Denial of Authenticity – Lessons from coaching those who have to lie

By Giulio Franzinetti, November 10, 2020

Source: Timothy R. Levine et al., Journal of Intercultural Communication Research, 2016; Evelyne Debey and Others, Psychologica Acta, 2015; Kim Serota, Oakland University. Reproduced by National Geographic June 2017

Those who work in sales are constantly pressured to create and project an image that does not correspond to their reality. Perhaps among the most problematic situations involve people resigned to maintaining a sometimes hypocritical and often false communication. They may come to hate what they have to do day after day. A manager who […]

Those who work in sales are constantly pressured to create and project an image that does not correspond to their reality.

Perhaps among the most problematic situations involve people resigned to maintaining a sometimes hypocritical and often false communication. They may come to hate what they have to do day after day.

A manager who must behave in a way that is not natural given his cultural origins or his political views can justify his actions by saying that he does it for courtesy or because it is necessary for certain social situations. The consequences of making one misrepresent products and services that are sold to customers or to third parties as is expected in the financial, pharmaceutical industries, may be grave.

Corporate life allows for the free expression of a few stakeholders, but most managers cannot say everything they think. They are not allowed to express themselves with authenticity. A little fib said to be polite, will not have the same effect as the lie made for fear or necessity: a manager is sometimes forced to misrepresent facts or words spoken. Sometimes one is forced not to say what one really thinks, and even deny or hide one’s religion, ethnicity, political opinion or sexual identity. In other words, in almost all workplaces, one is sometimes forced to deny one’s authenticity. These requirements of corporate life expose the company to reputational risk; insurance giant Aon considers reputational damage to be the number one risk to business internationally. Denial of authenticity is the term used in psychology when you are forced to lie or to present yourself for what you are not.
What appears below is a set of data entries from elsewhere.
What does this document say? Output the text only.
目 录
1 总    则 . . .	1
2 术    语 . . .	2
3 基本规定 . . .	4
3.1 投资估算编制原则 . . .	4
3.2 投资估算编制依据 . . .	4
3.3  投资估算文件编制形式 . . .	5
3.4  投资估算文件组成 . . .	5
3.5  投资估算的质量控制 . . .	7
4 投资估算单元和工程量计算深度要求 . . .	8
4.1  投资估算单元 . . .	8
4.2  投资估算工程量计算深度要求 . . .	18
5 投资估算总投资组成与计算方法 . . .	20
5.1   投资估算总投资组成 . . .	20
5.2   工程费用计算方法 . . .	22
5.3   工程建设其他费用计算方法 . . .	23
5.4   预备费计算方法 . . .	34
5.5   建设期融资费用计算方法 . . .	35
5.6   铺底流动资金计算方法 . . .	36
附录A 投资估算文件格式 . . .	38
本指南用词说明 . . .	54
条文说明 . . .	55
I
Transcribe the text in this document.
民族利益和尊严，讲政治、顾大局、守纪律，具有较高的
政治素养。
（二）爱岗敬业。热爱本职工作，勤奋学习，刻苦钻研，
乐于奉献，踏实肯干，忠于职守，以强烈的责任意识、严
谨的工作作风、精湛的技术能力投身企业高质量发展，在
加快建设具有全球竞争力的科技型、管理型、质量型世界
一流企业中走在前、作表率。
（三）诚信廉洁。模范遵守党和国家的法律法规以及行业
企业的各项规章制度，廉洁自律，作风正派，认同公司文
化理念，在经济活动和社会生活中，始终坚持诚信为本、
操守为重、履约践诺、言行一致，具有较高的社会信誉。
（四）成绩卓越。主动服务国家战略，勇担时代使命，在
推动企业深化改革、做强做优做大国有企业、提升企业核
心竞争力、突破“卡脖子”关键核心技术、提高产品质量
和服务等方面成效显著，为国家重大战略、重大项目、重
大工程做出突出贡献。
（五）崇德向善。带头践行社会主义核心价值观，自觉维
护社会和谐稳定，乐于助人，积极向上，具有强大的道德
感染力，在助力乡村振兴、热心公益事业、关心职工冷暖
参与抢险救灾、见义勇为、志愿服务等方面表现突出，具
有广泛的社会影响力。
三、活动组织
The effects of conformism, of the need for confidentiality, and of reticent behaviour, contradict our belief that we are free masters of our own destiny. The more an employee or a stakeholder is aware of having made his or her choice in accepting and maintaining a job or a contractual relationship, the more he or she suffers from the fact that one is forced to deny its authenticity by complying with the rules or requirements of secrecy.

If a manager admits he or she is not free, resentment towards himself and others will grow. If he keeps a business relationship or remains employed for money, or for fear, he or she must admit that he has no power to leave his job or even to change the terms of his engagement. So, is this manager a free person? If the manager considers himself free, then he will hate himself and others for his inactivity.

In the case of an employee, the company cannot cope with the problem by invoking the use of psychoanalysis. The intervention of a psychoanalyst creates other problems such as implicit stigmatisation: the subject becomes ‘sick’, and the employer becomes responsible for the damage suffered. If everyone has to deny a part of himself or herself to sell or survive, management must recognize the need to provide effective support in terms of coaching.

Case Studies

Finance. The sale of financial products is often entrusted to poorly trained staff, driven by their superiors to sell risky products. The subject of the case was a manager of one of the largest Italian banks, who was threatened with dismissal if it had not obtained the results required by senior management. Even knowing how dangerous it was to invest in Parmalat, and Argentinan debt and some structured products; he continued to sell to his customers who lost significant amounts of their savings because he was doing so. In the end, the staff secretly supplied documents to lawyers representing investors. Besides, demoralised staff members refused to collaborate with the ‘anti-fraud office of the bank for several years.

Pharma  A representative of US pharmaceutical companies, Gwen Olsen, writes in Confessions of an Rx Drug Pusher who for 15 years worked for Johnson & Johnson, Bristol-Myers Squibb and Abbott Laboratories. Tired of her employers’ constant pressures, she writes about how she was forced to lie. The truth is that she was told to sell, not to lie, but she acknowledged that the consequence of the pressure, was her decision to lie. Materials published in the book were used during testimonies presented to the US Congress. The reputation of the groups was damaged to the point that institutional investors became wary of investing in them.

In Conclusion

The breaking point occurs when the manager’s growing desire to affirm his or her identity coincides with the decline in career expectations. In many cases, the mid-life crisis is attributed to the denial of one’s authenticity.  The coach works for the employer but is never antagonistic to the employee. The role of the coach is to help the employee manage the balance between ambition, needs, fears and identities, recognising the common interest with the company for which he or she works. The coach must create a safe space where the coach and the coachee can speak freely and with the assurance that nothing will be transmitted to the company, even though the company is the client.